Multinational oil and gas company BP has described the budget as a "missed opportunity" for tax reform and said some of the tax changes announced were at odds with a pro-growth agenda.
BP's comments were indicative of the mood across the business sector in the wake of Tuesday's budget, which imposed several tax increases on multinationals, the resources sector and companies hiring foreign workers.
Multinationals were targeted by tighter "thin capitalisation" rules, which will effectively reduce the size of tax deductions available to big companies using disproportionate amounts of debt to fund their Australian projects.
The changes will affect the big banks as well as multinational oil and gas companies operating in Australia, with Chevron and BP considered to be most affected by the rule.
While he played down the impact of the changes, a BP spokesman said changes to thin capitalisationd rules would not help Australian resources projects come to fruition.
"Regarding the specific measure of changes to thin capitalisation rules, we do not believe these will have a significant impact on investment. However, restricting options for funding projects is not aligned to a pro-growth agenda," he said.
"BP believes that there is a need for a national conversation on the whole tax system, not just business tax, and would agree with commentators who are suggesting that the budget is a missed opportunity to commit to genuine long-term tax reform aligned to the principles of the Henry tax review."
Deloitte international tax partner Peter Madden warned firms trying to grow overseas would also be affected by the change, calling it a "backward step".
Thin capitalisation was one of several corporate tax changes expected to deliver a total of $4.2 billion worth of savings to the budget over four years.
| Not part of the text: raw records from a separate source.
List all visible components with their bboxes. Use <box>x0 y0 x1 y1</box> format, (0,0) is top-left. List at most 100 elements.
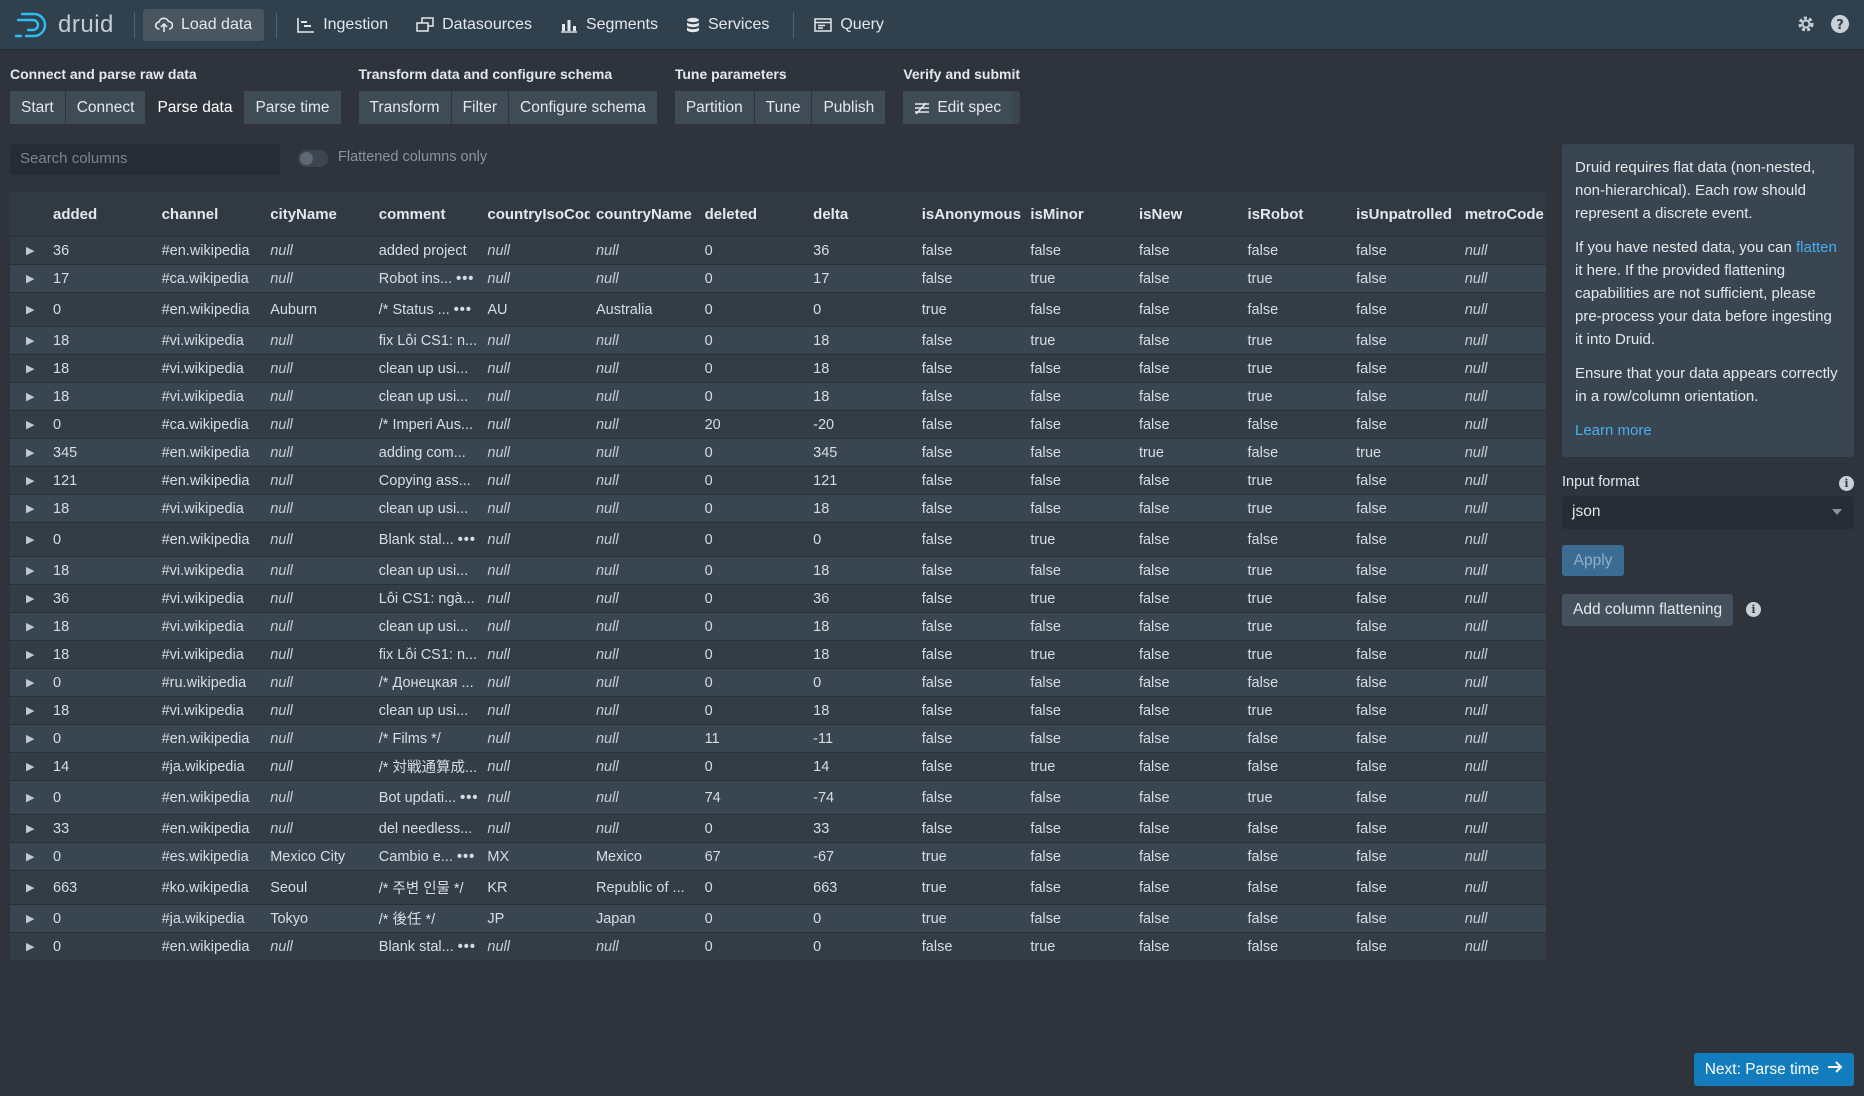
input-format-select[interactable]: json <box>1562 496 1854 529</box>
step-filter-button[interactable]: Filter <box>451 91 510 124</box>
table-row[interactable]: ▶ 33 #en.wikipedia null del needless... null n… <box>10 814 1546 842</box>
column-header-isRobot[interactable]: isRobot <box>1242 206 1351 223</box>
column-header-countryIsoCode[interactable]: countryIsoCode <box>481 206 590 223</box>
step-connect-button[interactable]: Connect <box>65 91 147 124</box>
caret-right-icon[interactable]: ▶ <box>10 676 47 689</box>
caret-right-icon[interactable]: ▶ <box>10 303 47 316</box>
caret-right-icon[interactable]: ▶ <box>10 760 47 773</box>
table-row[interactable]: ▶ 18 #vi.wikipedia null fix Lỗi CS1: n... nul… <box>10 326 1546 354</box>
table-row[interactable]: ▶ 18 #vi.wikipedia null clean up usi... null n… <box>10 494 1546 522</box>
table-row[interactable]: ▶ 18 #vi.wikipedia null clean up usi... null n… <box>10 382 1546 410</box>
table-row[interactable]: ▶ 345 #en.wikipedia null adding com... null nu… <box>10 438 1546 466</box>
caret-right-icon[interactable]: ▶ <box>10 704 47 717</box>
caret-right-icon[interactable]: ▶ <box>10 272 47 285</box>
nav-services[interactable]: Services <box>674 9 781 41</box>
column-header-isAnonymous[interactable]: isAnonymous <box>916 206 1025 223</box>
caret-right-icon[interactable]: ▶ <box>10 732 47 745</box>
step-edit-spec-button[interactable]: Edit spec <box>903 91 1013 124</box>
search-columns-input[interactable]: Search columns <box>10 144 280 175</box>
caret-right-icon[interactable]: ▶ <box>10 418 47 431</box>
table-row[interactable]: ▶ 18 #vi.wikipedia null clean up usi... null n… <box>10 354 1546 382</box>
table-row[interactable]: ▶ 0 #en.wikipedia Auburn /* Status ... ••• AU A… <box>10 292 1546 326</box>
column-header-metroCode[interactable]: metroCode <box>1459 206 1546 223</box>
caret-right-icon[interactable]: ▶ <box>10 362 47 375</box>
table-row[interactable]: ▶ 0 #ca.wikipedia null /* Imperi Aus... null n… <box>10 410 1546 438</box>
add-column-flattening-button[interactable]: Add column flattening <box>1562 594 1734 626</box>
more-icon[interactable]: ••• <box>454 302 472 318</box>
table-row[interactable]: ▶ 0 #en.wikipedia null Blank stal... ••• null n… <box>10 522 1546 556</box>
flattened-columns-toggle[interactable] <box>298 150 328 167</box>
table-row[interactable]: ▶ 18 #vi.wikipedia null fix Lỗi CS1: n... nul… <box>10 640 1546 668</box>
more-icon[interactable]: ••• <box>460 790 478 806</box>
column-header-countryName[interactable]: countryName <box>590 206 699 223</box>
step-configure-schema-button[interactable]: Configure schema <box>509 91 657 124</box>
nav-ingestion[interactable]: Ingestion <box>285 9 400 41</box>
next-parse-time-button[interactable]: Next: Parse time <box>1694 1053 1854 1086</box>
step-partition-button[interactable]: Partition <box>674 91 755 124</box>
column-header-added[interactable]: added <box>47 206 156 223</box>
caret-right-icon[interactable]: ▶ <box>10 533 47 546</box>
step-start-button[interactable]: Start <box>10 91 66 124</box>
nav-query[interactable]: Query <box>802 9 896 41</box>
column-header-isNew[interactable]: isNew <box>1133 206 1242 223</box>
caret-right-icon[interactable]: ▶ <box>10 334 47 347</box>
step-parse-data-button[interactable]: Parse data <box>146 91 245 124</box>
info-sign-icon[interactable]: i <box>1839 476 1854 491</box>
column-header-comment[interactable]: comment <box>373 206 482 223</box>
caret-right-icon[interactable]: ▶ <box>10 881 47 894</box>
table-row[interactable]: ▶ 18 #vi.wikipedia null clean up usi... null n… <box>10 696 1546 724</box>
table-row[interactable]: ▶ 17 #ca.wikipedia null Robot ins... ••• null n… <box>10 264 1546 292</box>
learn-more-link[interactable]: Learn more <box>1575 422 1652 439</box>
caret-right-icon[interactable]: ▶ <box>10 244 47 257</box>
column-header-channel[interactable]: channel <box>156 206 265 223</box>
table-row[interactable]: ▶ 0 #es.wikipedia Mexico City Cambio e... •••… <box>10 842 1546 870</box>
druid-logo[interactable]: druid <box>0 11 126 39</box>
caret-right-icon[interactable]: ▶ <box>10 940 47 953</box>
caret-right-icon[interactable]: ▶ <box>10 912 47 925</box>
nav-datasources[interactable]: Datasources <box>404 9 544 41</box>
caret-right-icon[interactable]: ▶ <box>10 474 47 487</box>
step-parse-time-button[interactable]: Parse time <box>244 91 341 124</box>
column-header-isUnpatrolled[interactable]: isUnpatrolled <box>1350 206 1459 223</box>
nav-load-data[interactable]: Load data <box>143 8 265 41</box>
table-row[interactable]: ▶ 36 #en.wikipedia null added project null nul… <box>10 236 1546 264</box>
column-header-deleted[interactable]: deleted <box>699 206 808 223</box>
table-row[interactable]: ▶ 14 #ja.wikipedia null /* 対戦通算成... null null 0… <box>10 752 1546 780</box>
step-publish-button[interactable]: Publish <box>812 91 886 124</box>
apply-button[interactable]: Apply <box>1562 545 1624 576</box>
step-tune-button[interactable]: Tune <box>754 91 813 124</box>
caret-right-icon[interactable]: ▶ <box>10 446 47 459</box>
info-sign-icon[interactable]: i <box>1746 602 1761 617</box>
table-row[interactable]: ▶ 18 #vi.wikipedia null clean up usi... null n… <box>10 612 1546 640</box>
table-row[interactable]: ▶ 0 #en.wikipedia null /* Films */ null null 11… <box>10 724 1546 752</box>
column-header-delta[interactable]: delta <box>807 206 916 223</box>
caret-right-icon[interactable]: ▶ <box>10 620 47 633</box>
caret-right-icon[interactable]: ▶ <box>10 390 47 403</box>
caret-right-icon[interactable]: ▶ <box>10 791 47 804</box>
step-transform-button[interactable]: Transform <box>358 91 452 124</box>
caret-right-icon[interactable]: ▶ <box>10 502 47 515</box>
table-row[interactable]: ▶ 0 #ja.wikipedia Tokyo /* 後任 */ JP Japan 0 0 tru… <box>10 904 1546 932</box>
table-row[interactable]: ▶ 18 #vi.wikipedia null clean up usi... null n… <box>10 556 1546 584</box>
cog-icon[interactable] <box>1796 14 1816 39</box>
table-row[interactable]: ▶ 121 #en.wikipedia null Copying ass... null n… <box>10 466 1546 494</box>
table-row[interactable]: ▶ 0 #ru.wikipedia null /* Донецкая ... null nu… <box>10 668 1546 696</box>
flatten-link[interactable]: flatten <box>1796 239 1837 256</box>
table-row[interactable]: ▶ 36 #vi.wikipedia null Lỗi CS1: ngà... null n… <box>10 584 1546 612</box>
table-row[interactable]: ▶ 0 #en.wikipedia null Blank stal... ••• null n… <box>10 932 1546 960</box>
caret-right-icon[interactable]: ▶ <box>10 564 47 577</box>
more-icon[interactable]: ••• <box>458 939 476 955</box>
caret-right-icon[interactable]: ▶ <box>10 850 47 863</box>
caret-right-icon[interactable]: ▶ <box>10 592 47 605</box>
more-icon[interactable]: ••• <box>457 849 475 865</box>
caret-right-icon[interactable]: ▶ <box>10 648 47 661</box>
table-row[interactable]: ▶ 663 #ko.wikipedia Seoul /* 주변 인물 */ KR Repub… <box>10 870 1546 904</box>
column-header-isMinor[interactable]: isMinor <box>1024 206 1133 223</box>
nav-segments[interactable]: Segments <box>548 9 670 41</box>
caret-right-icon[interactable]: ▶ <box>10 822 47 835</box>
table-row[interactable]: ▶ 0 #en.wikipedia null Bot updati... ••• null n… <box>10 780 1546 814</box>
column-header-cityName[interactable]: cityName <box>264 206 373 223</box>
more-icon[interactable]: ••• <box>456 271 474 287</box>
help-icon[interactable]: ? <box>1830 14 1850 39</box>
more-icon[interactable]: ••• <box>458 532 476 548</box>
The budget also revealed a clampdown on tax deductions for Australian-based offshore banking units. The units are designed to help Australian banks win business in overseas markets and have delivered multimillion-dollar tax breaks to the big four banks and Macquarie group.
Australian Bankers Association spokesman Steven Munchenberg said the changes appeared to go beyond what was necessary to protect the integrity of the tax system, and he urged the government not to hamper Australian banks' bid to win a share of the growing Asian market.